LLM with a RAG system for financial data

GraphRAG – a joint research initiative

Our LAB team is always delighted to collaborate with clients’ AI Digital and Innovation team on research projects and publications.

🙌 This research publication was the result of a joint initiative with BNP Paribas, Neo4j and Lingua Custodia

👩‍🔬 The research project titled ‘GraphRAG: Leveraging Graph-Based Efficiency to Minimize Hallucinations in LLM-Driven RAG for Finance Data’ has been accepted for publication for the GenAIK 2025 workshop at Abu Dhabi in January 2025

ℹ️ The research explores different ways to introduce structured knowledge from Knowledge Graphs (KG) in a RAG pipeline.

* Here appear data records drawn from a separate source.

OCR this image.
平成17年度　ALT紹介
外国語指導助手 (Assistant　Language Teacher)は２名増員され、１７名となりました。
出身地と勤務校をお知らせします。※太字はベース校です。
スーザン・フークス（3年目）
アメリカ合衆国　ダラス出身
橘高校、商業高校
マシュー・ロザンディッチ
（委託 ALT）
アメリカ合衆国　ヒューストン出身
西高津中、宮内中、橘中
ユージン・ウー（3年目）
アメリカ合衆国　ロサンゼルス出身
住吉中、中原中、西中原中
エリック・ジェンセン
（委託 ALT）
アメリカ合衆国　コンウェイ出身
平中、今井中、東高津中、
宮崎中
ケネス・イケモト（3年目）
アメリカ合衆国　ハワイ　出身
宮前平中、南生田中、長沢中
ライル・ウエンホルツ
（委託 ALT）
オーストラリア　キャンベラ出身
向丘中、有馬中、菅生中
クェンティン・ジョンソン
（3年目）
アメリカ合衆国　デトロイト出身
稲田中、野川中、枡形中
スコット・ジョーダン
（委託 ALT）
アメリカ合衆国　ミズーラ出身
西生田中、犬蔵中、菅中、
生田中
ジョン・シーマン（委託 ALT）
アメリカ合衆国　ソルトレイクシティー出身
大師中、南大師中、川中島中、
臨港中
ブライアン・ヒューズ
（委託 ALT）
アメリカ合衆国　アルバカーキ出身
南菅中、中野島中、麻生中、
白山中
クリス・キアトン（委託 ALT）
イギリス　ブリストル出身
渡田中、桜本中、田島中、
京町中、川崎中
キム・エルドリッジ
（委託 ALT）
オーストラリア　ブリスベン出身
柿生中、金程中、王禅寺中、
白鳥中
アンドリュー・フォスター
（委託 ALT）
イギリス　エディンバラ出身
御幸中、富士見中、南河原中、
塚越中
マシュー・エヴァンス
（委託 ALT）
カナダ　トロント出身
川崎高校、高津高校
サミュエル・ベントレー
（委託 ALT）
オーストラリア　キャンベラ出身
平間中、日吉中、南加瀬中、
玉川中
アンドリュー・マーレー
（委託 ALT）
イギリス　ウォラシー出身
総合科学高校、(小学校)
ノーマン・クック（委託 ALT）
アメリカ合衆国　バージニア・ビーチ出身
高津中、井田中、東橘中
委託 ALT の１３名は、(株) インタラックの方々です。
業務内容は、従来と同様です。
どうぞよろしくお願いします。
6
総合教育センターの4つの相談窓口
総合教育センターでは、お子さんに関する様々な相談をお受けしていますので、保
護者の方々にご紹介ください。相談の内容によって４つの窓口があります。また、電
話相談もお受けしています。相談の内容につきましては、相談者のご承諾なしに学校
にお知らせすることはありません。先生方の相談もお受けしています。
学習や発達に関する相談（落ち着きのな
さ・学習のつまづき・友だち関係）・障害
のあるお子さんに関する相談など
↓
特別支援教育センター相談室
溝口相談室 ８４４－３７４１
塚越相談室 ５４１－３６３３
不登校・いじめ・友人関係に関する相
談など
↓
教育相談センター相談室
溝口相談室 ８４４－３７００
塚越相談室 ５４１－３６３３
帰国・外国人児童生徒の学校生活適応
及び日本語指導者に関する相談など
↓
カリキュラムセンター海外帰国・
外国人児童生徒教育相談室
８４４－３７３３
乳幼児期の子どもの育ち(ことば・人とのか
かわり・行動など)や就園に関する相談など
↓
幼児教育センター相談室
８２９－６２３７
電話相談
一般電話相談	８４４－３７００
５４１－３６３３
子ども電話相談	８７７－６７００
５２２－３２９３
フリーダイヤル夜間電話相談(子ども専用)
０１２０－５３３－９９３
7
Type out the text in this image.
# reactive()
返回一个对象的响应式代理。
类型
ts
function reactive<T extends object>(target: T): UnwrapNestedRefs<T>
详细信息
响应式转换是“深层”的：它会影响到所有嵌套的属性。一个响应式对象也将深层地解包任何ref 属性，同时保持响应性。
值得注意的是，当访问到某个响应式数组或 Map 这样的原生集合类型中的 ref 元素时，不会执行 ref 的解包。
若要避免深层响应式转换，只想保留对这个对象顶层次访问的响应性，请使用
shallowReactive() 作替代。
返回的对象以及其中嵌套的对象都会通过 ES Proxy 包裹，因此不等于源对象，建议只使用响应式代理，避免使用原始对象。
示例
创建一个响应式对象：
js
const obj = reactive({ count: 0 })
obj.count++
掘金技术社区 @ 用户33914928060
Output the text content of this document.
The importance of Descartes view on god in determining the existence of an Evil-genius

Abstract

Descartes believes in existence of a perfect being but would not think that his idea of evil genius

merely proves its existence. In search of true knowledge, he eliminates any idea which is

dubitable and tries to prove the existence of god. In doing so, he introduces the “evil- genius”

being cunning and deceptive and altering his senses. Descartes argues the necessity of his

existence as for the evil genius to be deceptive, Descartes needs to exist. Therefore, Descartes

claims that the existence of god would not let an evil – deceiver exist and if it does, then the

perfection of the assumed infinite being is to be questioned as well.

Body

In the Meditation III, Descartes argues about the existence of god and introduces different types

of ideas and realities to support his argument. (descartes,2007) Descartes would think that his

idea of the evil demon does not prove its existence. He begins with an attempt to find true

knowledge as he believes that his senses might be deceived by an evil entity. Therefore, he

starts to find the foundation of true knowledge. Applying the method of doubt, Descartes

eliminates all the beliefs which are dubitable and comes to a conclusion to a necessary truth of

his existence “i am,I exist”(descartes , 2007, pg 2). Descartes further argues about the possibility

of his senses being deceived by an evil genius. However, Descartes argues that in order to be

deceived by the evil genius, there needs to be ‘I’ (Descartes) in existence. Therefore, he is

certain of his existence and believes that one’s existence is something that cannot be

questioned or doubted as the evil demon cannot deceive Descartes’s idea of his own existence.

💁 While it is not straightforward to convert graph-based knowledge to text leverageable by an LLM, we show that, if done correctly, it can help to reduce hallucinations and the cost of inference by drastically reducing tokens consumption. 💪

Well done to all the authors! This is a fantastic achievement 🤩

Buy vs Build Software – ‘To be or not to be that is the question’!

The Buy v Build software dilemma for AI is a very pressing challenge for our financial clients. Skills and software are needed to build an inhouse solution, whereas purchasing the solution can be faster, though it might be more difficult to customise the solution to fully meet business requirements and there might be concerns about data security and privacy.

We asked our Our Head of Sales Frédéric Moioli, his thoughts on the Buy vs Build Software debate.

1) Lingua Custodia’s solutions are a ‘buy’ option, so how can we ensure our solutions match our clients’ needs?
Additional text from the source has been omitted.